[Edu-sig] More post Summit brainstorming

kirby urner kirby.urner at gmail.com
Mon Apr 17 18:37:05 CEST 2006


> Is the idea to teach programming?  That seems wrong for any inclusive
> curriculum.  Programming-the-skill will never be relevant to most of
> these children.  As a way of teaching a larger set of ideas about
> abstraction, I think programming is a great medium.  But it's only a
> useful skill for a small set of students.

The idea is to teach a new kind of fluency that accommodates the
technologies likely to make the most difference in a developing world
context.  Cheap hardware and free software make for a new kind of
analytic thinking skills delivery system, a new kind of playground if
you will.  Not just your daddy's swings and slides any more.

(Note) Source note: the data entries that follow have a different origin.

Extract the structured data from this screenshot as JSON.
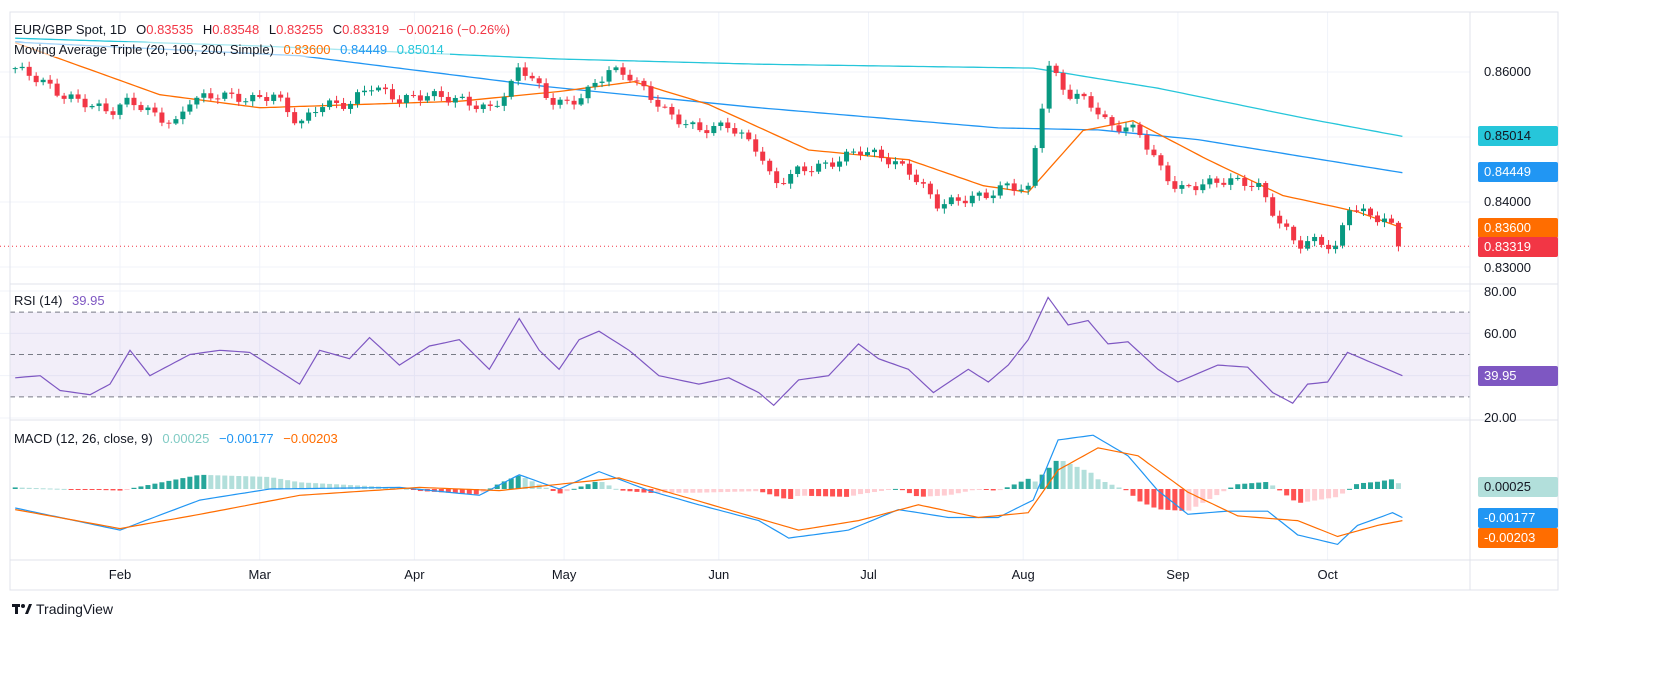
{
  "header": {
    "symbol": "EUR/GBP Spot, 1D",
    "open_label": "O",
    "open": "0.83535",
    "high_label": "H",
    "high": "0.83548",
    "low_label": "L",
    "low": "0.83255",
    "close_label": "C",
    "close": "0.83319",
    "change": "−0.00216 (−0.26%)"
  },
  "ma_legend": {
    "title": "Moving Average Triple (20, 100, 200, Simple)",
    "ma20": "0.83600",
    "ma100": "0.84449",
    "ma200": "0.85014"
  },
  "rsi_legend": {
    "title": "RSI (14)",
    "value": "39.95"
  },
  "macd_legend": {
    "title": "MACD (12, 26, close, 9)",
    "hist": "0.00025",
    "macd": "−0.00177",
    "signal": "−0.00203"
  },
  "price_axis": {
    "ticks": [
      "0.86000",
      "0.84000",
      "0.83000"
    ],
    "tags": {
      "ma200": "0.85014",
      "ma100": "0.84449",
      "ma20": "0.83600",
      "last": "0.83319"
    }
  },
  "rsi_axis": {
    "ticks": [
      "80.00",
      "60.00",
      "20.00"
    ],
    "tag": "39.95"
  },
  "macd_axis": {
    "tags": {
      "hist": "0.00025",
      "macd": "-0.00177",
      "signal": "-0.00203"
    }
  },
  "time_axis": [
    {
      "label": "Feb",
      "doy": 32
    },
    {
      "label": "Mar",
      "doy": 60
    },
    {
      "label": "Apr",
      "doy": 91
    },
    {
      "label": "May",
      "doy": 121
    },
    {
      "label": "Jun",
      "doy": 152
    },
    {
      "label": "Jul",
      "doy": 182
    },
    {
      "label": "Aug",
      "doy": 213
    },
    {
      "label": "Sep",
      "doy": 244
    },
    {
      "label": "Oct",
      "doy": 274
    }
  ],
  "brand": "TradingView",
  "colors": {
    "up": "#089981",
    "down": "#f23645",
    "ma20": "#ff6d00",
    "ma100": "#2196f3",
    "ma200": "#26c6da",
    "rsi": "#7e57c2",
    "macd": "#2196f3",
    "signal": "#ff6d00"
  },
  "chart_data": {
    "type": "candlestick",
    "title": "EUR/GBP Spot, 1D",
    "x_unit": "day of year",
    "price_range": [
      0.828,
      0.8695
    ],
    "close": [
      [
        11,
        0.8606
      ],
      [
        16,
        0.8588
      ],
      [
        20,
        0.8565
      ],
      [
        26,
        0.855
      ],
      [
        30,
        0.8538
      ],
      [
        34,
        0.8557
      ],
      [
        38,
        0.8538
      ],
      [
        43,
        0.8518
      ],
      [
        46,
        0.8557
      ],
      [
        52,
        0.8565
      ],
      [
        58,
        0.8557
      ],
      [
        63,
        0.8565
      ],
      [
        68,
        0.8518
      ],
      [
        72,
        0.855
      ],
      [
        78,
        0.855
      ],
      [
        82,
        0.858
      ],
      [
        88,
        0.8557
      ],
      [
        94,
        0.8565
      ],
      [
        100,
        0.8557
      ],
      [
        106,
        0.8542
      ],
      [
        110,
        0.8572
      ],
      [
        112,
        0.861
      ],
      [
        114,
        0.8595
      ],
      [
        118,
        0.8557
      ],
      [
        122,
        0.855
      ],
      [
        126,
        0.8572
      ],
      [
        130,
        0.8603
      ],
      [
        134,
        0.8595
      ],
      [
        138,
        0.8565
      ],
      [
        142,
        0.8534
      ],
      [
        148,
        0.8511
      ],
      [
        154,
        0.8518
      ],
      [
        160,
        0.848
      ],
      [
        163,
        0.8426
      ],
      [
        168,
        0.8449
      ],
      [
        174,
        0.8457
      ],
      [
        180,
        0.848
      ],
      [
        184,
        0.8472
      ],
      [
        190,
        0.8449
      ],
      [
        196,
        0.8395
      ],
      [
        200,
        0.8403
      ],
      [
        206,
        0.8411
      ],
      [
        210,
        0.8426
      ],
      [
        214,
        0.8418
      ],
      [
        216,
        0.8511
      ],
      [
        218,
        0.861
      ],
      [
        222,
        0.8565
      ],
      [
        226,
        0.8557
      ],
      [
        230,
        0.8518
      ],
      [
        236,
        0.8511
      ],
      [
        240,
        0.8457
      ],
      [
        244,
        0.8418
      ],
      [
        248,
        0.8426
      ],
      [
        254,
        0.8434
      ],
      [
        260,
        0.8426
      ],
      [
        264,
        0.8372
      ],
      [
        268,
        0.8334
      ],
      [
        272,
        0.8341
      ],
      [
        276,
        0.8326
      ],
      [
        278,
        0.8395
      ],
      [
        282,
        0.838
      ],
      [
        286,
        0.8372
      ],
      [
        289,
        0.8332
      ]
    ],
    "ma20": [
      [
        11,
        0.8645
      ],
      [
        40,
        0.8565
      ],
      [
        60,
        0.8545
      ],
      [
        100,
        0.8555
      ],
      [
        120,
        0.857
      ],
      [
        135,
        0.8585
      ],
      [
        150,
        0.855
      ],
      [
        170,
        0.848
      ],
      [
        190,
        0.8465
      ],
      [
        205,
        0.8425
      ],
      [
        214,
        0.8415
      ],
      [
        225,
        0.851
      ],
      [
        235,
        0.8525
      ],
      [
        250,
        0.8465
      ],
      [
        265,
        0.841
      ],
      [
        280,
        0.8385
      ],
      [
        289,
        0.836
      ]
    ],
    "ma100": [
      [
        11,
        0.8646
      ],
      [
        68,
        0.8625
      ],
      [
        118,
        0.8577
      ],
      [
        160,
        0.8545
      ],
      [
        208,
        0.8514
      ],
      [
        228,
        0.8511
      ],
      [
        248,
        0.8496
      ],
      [
        289,
        0.8445
      ]
    ],
    "ma200": [
      [
        11,
        0.8652
      ],
      [
        60,
        0.864
      ],
      [
        120,
        0.862
      ],
      [
        160,
        0.8612
      ],
      [
        215,
        0.8606
      ],
      [
        240,
        0.8575
      ],
      [
        270,
        0.8528
      ],
      [
        289,
        0.8501
      ]
    ],
    "rsi": {
      "range": [
        20,
        80
      ],
      "levels": [
        70,
        50,
        30
      ],
      "values": [
        [
          11,
          39
        ],
        [
          16,
          40
        ],
        [
          20,
          33
        ],
        [
          26,
          31
        ],
        [
          30,
          36
        ],
        [
          34,
          52
        ],
        [
          38,
          40
        ],
        [
          46,
          50
        ],
        [
          52,
          52
        ],
        [
          58,
          51
        ],
        [
          62,
          45
        ],
        [
          68,
          36
        ],
        [
          72,
          52
        ],
        [
          78,
          48
        ],
        [
          82,
          58
        ],
        [
          88,
          45
        ],
        [
          94,
          54
        ],
        [
          100,
          57
        ],
        [
          106,
          43
        ],
        [
          112,
          67
        ],
        [
          116,
          52
        ],
        [
          120,
          43
        ],
        [
          124,
          57
        ],
        [
          128,
          61
        ],
        [
          134,
          52
        ],
        [
          140,
          40
        ],
        [
          148,
          36
        ],
        [
          154,
          39
        ],
        [
          160,
          32
        ],
        [
          163,
          26
        ],
        [
          168,
          38
        ],
        [
          174,
          40
        ],
        [
          180,
          55
        ],
        [
          184,
          48
        ],
        [
          190,
          43
        ],
        [
          195,
          32
        ],
        [
          202,
          43
        ],
        [
          206,
          37
        ],
        [
          210,
          45
        ],
        [
          214,
          57
        ],
        [
          218,
          77
        ],
        [
          222,
          64
        ],
        [
          226,
          66
        ],
        [
          230,
          55
        ],
        [
          234,
          56
        ],
        [
          240,
          43
        ],
        [
          244,
          37
        ],
        [
          252,
          45
        ],
        [
          258,
          44
        ],
        [
          263,
          32
        ],
        [
          267,
          27
        ],
        [
          270,
          36
        ],
        [
          274,
          37
        ],
        [
          278,
          51
        ],
        [
          282,
          47
        ],
        [
          289,
          40
        ]
      ]
    },
    "macd": {
      "macd": [
        [
          11,
          -0.0012
        ],
        [
          32,
          -0.0026
        ],
        [
          48,
          -0.0007
        ],
        [
          62,
          0
        ],
        [
          88,
          0.0001
        ],
        [
          104,
          -0.0004
        ],
        [
          112,
          0.0009
        ],
        [
          120,
          0
        ],
        [
          128,
          0.0011
        ],
        [
          138,
          -0.0001
        ],
        [
          148,
          -0.001
        ],
        [
          160,
          -0.002
        ],
        [
          166,
          -0.0031
        ],
        [
          178,
          -0.0026
        ],
        [
          188,
          -0.0013
        ],
        [
          198,
          -0.0018
        ],
        [
          208,
          -0.0018
        ],
        [
          215,
          -0.0007
        ],
        [
          220,
          0.0031
        ],
        [
          227,
          0.0034
        ],
        [
          234,
          0.0021
        ],
        [
          240,
          -0.0001
        ],
        [
          246,
          -0.0016
        ],
        [
          254,
          -0.0014
        ],
        [
          262,
          -0.0014
        ],
        [
          268,
          -0.0029
        ],
        [
          276,
          -0.0035
        ],
        [
          280,
          -0.0023
        ],
        [
          287,
          -0.0015
        ],
        [
          289,
          -0.0018
        ]
      ],
      "signal": [
        [
          11,
          -0.0013
        ],
        [
          32,
          -0.0025
        ],
        [
          48,
          -0.0016
        ],
        [
          68,
          -0.0004
        ],
        [
          92,
          0.0001
        ],
        [
          108,
          -0.0001
        ],
        [
          120,
          0.0003
        ],
        [
          132,
          0.0007
        ],
        [
          144,
          -0.0004
        ],
        [
          156,
          -0.0015
        ],
        [
          168,
          -0.0026
        ],
        [
          180,
          -0.002
        ],
        [
          192,
          -0.001
        ],
        [
          204,
          -0.0018
        ],
        [
          214,
          -0.0015
        ],
        [
          220,
          0.0012
        ],
        [
          228,
          0.0026
        ],
        [
          236,
          0.0021
        ],
        [
          246,
          -0.0002
        ],
        [
          256,
          -0.0017
        ],
        [
          268,
          -0.002
        ],
        [
          276,
          -0.003
        ],
        [
          284,
          -0.0023
        ],
        [
          289,
          -0.002
        ]
      ]
    }
  }
}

So we approach a coding language much as we approach a math notation
today, complete with greek letters and canned functions.  It's a new
way of covering a lot of familiar ground, while meanwhile roping in a
lot more contemporary information, relating to real world challenges
on the ground.

> One thing that I think Logo gets really right is the insistence
> (cultural as much as anything) that it isn't a language for teaching
> programming, it's for teaching *with* programming.
>

Yes, this is "programming to learn" more than "learning to program".

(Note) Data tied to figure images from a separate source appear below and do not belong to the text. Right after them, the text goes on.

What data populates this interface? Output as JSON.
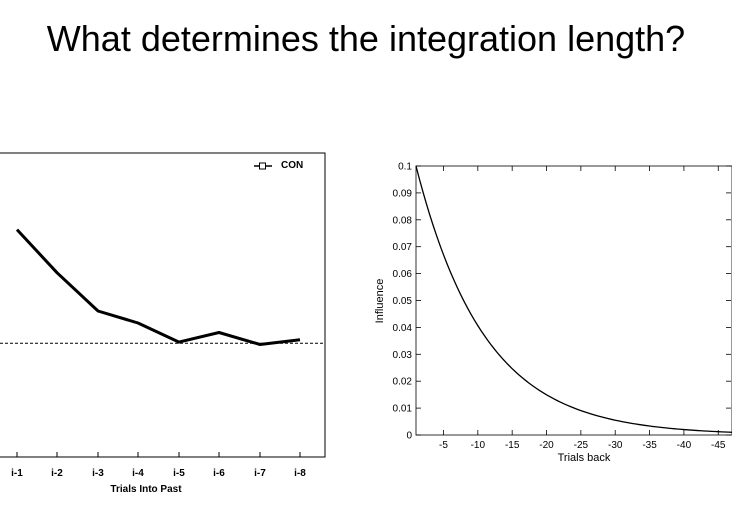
{
  "slide": {
    "title": "What determines the integration length?"
  },
  "chart_data": [
    {
      "type": "line",
      "title": "",
      "xlabel": "Trials Into Past",
      "ylabel": "",
      "categories": [
        "i-1",
        "i-2",
        "i-3",
        "i-4",
        "i-5",
        "i-6",
        "i-7",
        "i-8"
      ],
      "series": [
        {
          "name": "CON",
          "values": [
            0.6,
            0.42,
            0.26,
            0.21,
            0.13,
            0.17,
            0.12,
            0.14
          ]
        }
      ],
      "ylim": [
        -0.35,
        0.92
      ],
      "reference_line": {
        "value": 0.125,
        "style": "dashed"
      },
      "legend": {
        "position": "top-right",
        "entries": [
          "CON"
        ]
      }
    },
    {
      "type": "line",
      "title": "",
      "xlabel": "Trials back",
      "ylabel": "Influence",
      "x_ticks": [
        -5,
        -10,
        -15,
        -20,
        -25,
        -30,
        -35,
        -40,
        -45
      ],
      "y_ticks": [
        0,
        0.01,
        0.02,
        0.03,
        0.04,
        0.05,
        0.06,
        0.07,
        0.08,
        0.09,
        0.1
      ],
      "y_tick_labels": [
        "0",
        "0.01",
        "0.02",
        "0.03",
        "0.04",
        "0.05",
        "0.06",
        "0.07",
        "0.08",
        "0.09",
        "0.1"
      ],
      "xlim": [
        -1,
        -47
      ],
      "ylim": [
        0,
        0.1
      ],
      "series": [
        {
          "name": "influence",
          "function": "exponential decay",
          "start": [
            -1,
            0.1
          ],
          "decay_rate": 0.1
        }
      ]
    }
  ]
}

We'll develop our analytical skills by practicing OO-style thinking,
meaning a diagrammatic breakup of a problem domain into main players
and their relationships, a kind of analysis needed in advance of any
coding.

How far into working code we go will depend on the context, but some
practice in going all the way will be necessary, because students want
that kind of feedback as a measure of mastery.

If your code doesn't actually work, what fun is that?